Por Lucía Lizárraga Castro. Corresponsal

Guadalajara, 15 Sep (Notimex).- El baile del “Jarabe Tapatío”, típico de Jalisco, y nacional por excelencia, es alegre y galante al lucir el cortejo del hombre hacia la mujer, quien primero lo rechaza pero al final del ritual dancístico lo acepta y sella con un beso una relación romántica.

Durante el cortejo el hombre tira el sombrero frente a su pareja y baila en su ala ancha o alrededor del mismo para conquistarla, por lo que esta danza muestra toda una galantería masculina ante la mujer.

La danza culmina cuando la mujer recoge el sombrero del suelo y tapa con éste su cara y la de su pareja, sellando el romance con un beso, relató a Notimex Rolando Rivera Falcón, integrante del Ballet Folclórico de la Universidad de Guadalajara (UdeG).

“Es popularmente conocido como `Jarabe Nacional´ porque es el baile folclórico por excelencia, es un símbolo más de la mexicanidad, porque se compone de varios elementos de todo el país en cuanto a su indumentaria, la estructura de la música y antecedentes históricos”, refirió.

El “Jarabe Tapatío” se remite a los años de la Colonia en México, “en aquellos tiempos no se bailaba como es en la actualidad, pero le denominan jarabes por toda la riqueza cultural que traían los españoles a nuestro país, de jarabes antiguos gitanos”, dijo.

Añadió que esos jarabes se bailaban en las haciendas, pero conforme pasa el tiempo los criollos lo fueron adaptando a sus costumbres.
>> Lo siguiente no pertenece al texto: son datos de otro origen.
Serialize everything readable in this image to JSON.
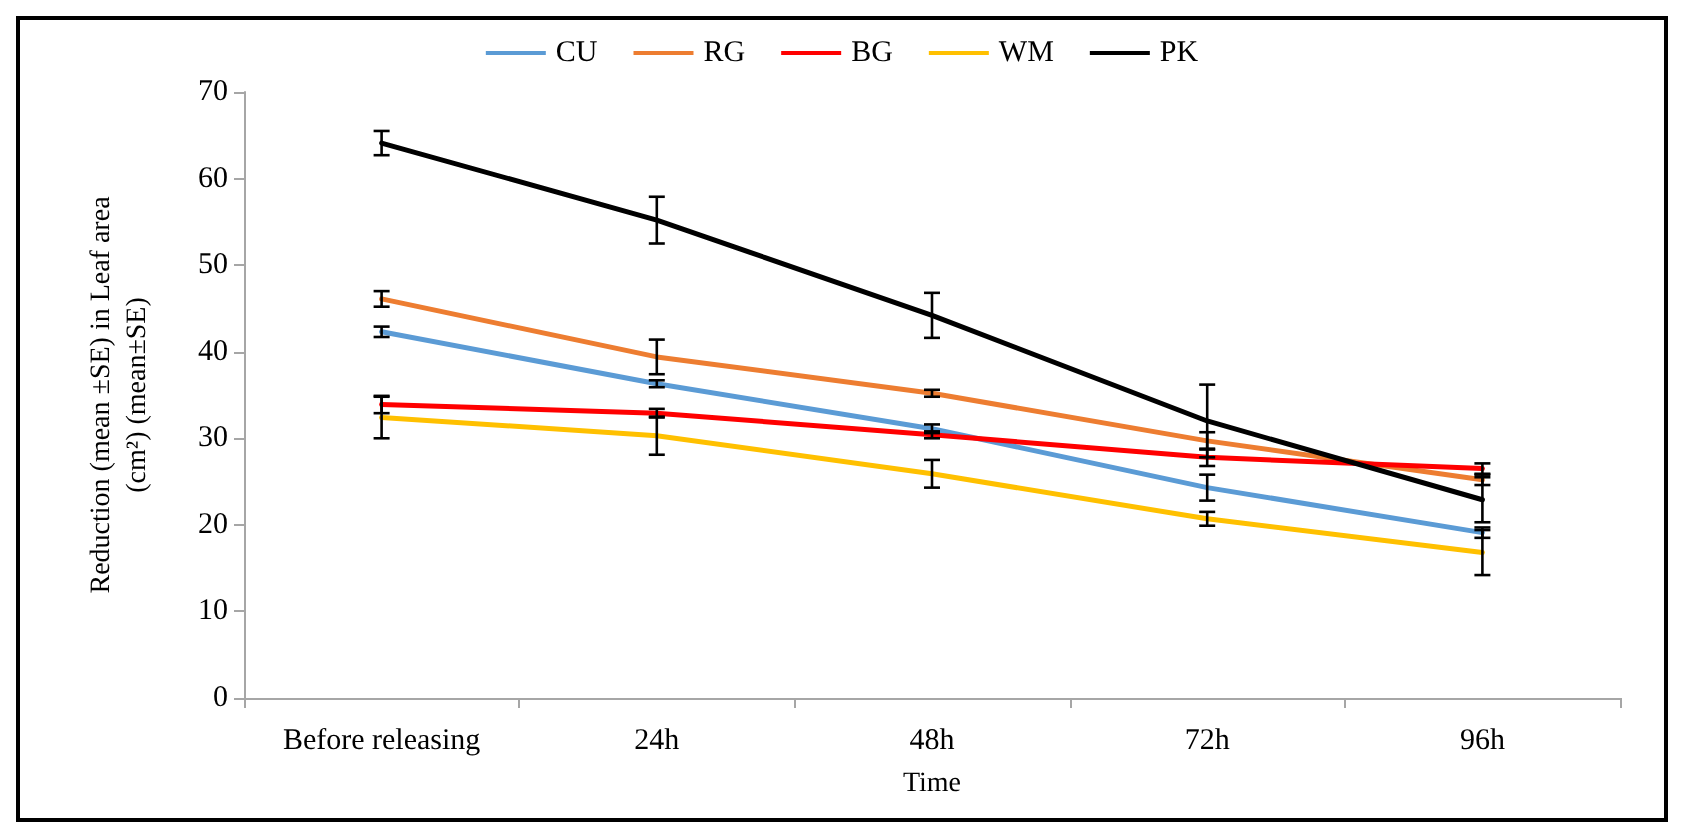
{
  "chart_data": {
    "type": "line",
    "xlabel": "Time",
    "ylabel": "Reduction (mean ±SE) in Leaf area\n(cm²) (mean±SE)",
    "categories": [
      "Before releasing",
      "24h",
      "48h",
      "72h",
      "96h"
    ],
    "ylim": [
      0,
      70
    ],
    "yticks": [
      0,
      10,
      20,
      30,
      40,
      50,
      60,
      70
    ],
    "grid": false,
    "legend": "top",
    "marker": "none",
    "line_style": "solid",
    "series": [
      {
        "name": "CU",
        "color": "#5b9bd5",
        "values": [
          42.3,
          36.3,
          31.1,
          24.3,
          19.1
        ],
        "errors": [
          0.6,
          0.4,
          0.5,
          1.5,
          0.6
        ]
      },
      {
        "name": "RG",
        "color": "#ed7d31",
        "values": [
          46.1,
          39.4,
          35.2,
          29.7,
          25.2
        ],
        "errors": [
          0.9,
          2,
          0.4,
          1,
          0.6
        ]
      },
      {
        "name": "BG",
        "color": "#ff0000",
        "values": [
          33.9,
          32.9,
          30.4,
          27.8,
          26.5
        ],
        "errors": [
          1,
          0.5,
          0.4,
          1,
          0.6
        ]
      },
      {
        "name": "WM",
        "color": "#ffc000",
        "values": [
          32.4,
          30.3,
          25.9,
          20.7,
          16.8
        ],
        "errors": [
          2.4,
          2.2,
          1.6,
          0.8,
          2.6
        ]
      },
      {
        "name": "PK",
        "color": "#000000",
        "values": [
          64.1,
          55.2,
          44.2,
          32,
          22.9
        ],
        "errors": [
          1.4,
          2.7,
          2.6,
          4.2,
          2.6
        ]
      }
    ]
  }
}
Sin embargo, la Iglesia lo consideró pecaminoso y a través del tribunal de la Santa Inquisición fue censurado como otros bailes.

“Fue hasta el tiempo de la Reforma con Benito Juárez en la Presidencia cuando otra vez se volvió a popularizar, con la idea de unificar a la nación”, recalcó el experto y agregó que hay otras versiones de que fue en la Revolución Mexicana cuando surge como símbolo nacional.

El investigador de las tradiciones mexicanas, explicó que el “Jarabe Tapatío” es una fusión de diferentes sones de todo el país y consta de 32 aires. “Un aire es un fragmento de alguno de los sones que representan una región, incluso el inicio representa la parte de Jalisco”.

Abundó que tiene todo una dramatización de galantería, de conquista hacia la mujer. “Cuando el hombre tira el sombrero al piso invitando a que la mujer baile, sobre la ala del sombrero, busca que lo acepte y si quiere bailar alrededor del sombrero quiere decir que la conquistó”.

Puntualizó que es considerado baile nacional luego de que en 1919 en una gira por México, la bailarina de ballet rusa Anna Pávlova incorporó el “Jarabe Tapatío” en su repertorio permanente, con el uso del traje original de china poblana, pero bailando en puntas.

Por otra parte, dio a conocer que el estudio de la danza folclórica en México es muy amplio porque se enfoca a las diferentes regiones del país.

“Su nacimiento se remonta a las danzas autóctonas pero no se cuenta con mucho material por la llegada de los españoles que destruyeron códices y deidades que no tenían que ver con el cristianismo”, apuntó.

Mencionó que gracias al mestizaje y a la propia evolución histórica del país se han constituido los jarabes mexicanos, ya que estos bailes folclóricos son una herencia de la raza indígena, europea y africana tras la llegada de los esclavos por el Golfo de México.

“Se adaptó esa raíz negra a nuestros ritmos, teníamos nuestras propias danzas, se le agregó la cultura europea y la cultura africana, lo que ha dado como resultado nuestros sones y jarabes, fusionando todo desde lo autóctono”, puntualizó.

Añadió que la difusión y promoción de los bailes folclóricos mexicanos se intensificó en 1952 con Amalia Hernández, quien se dio a la tarea de rescatar esa herencia cultural histórica con el propósito de encontrar la identidad nacional.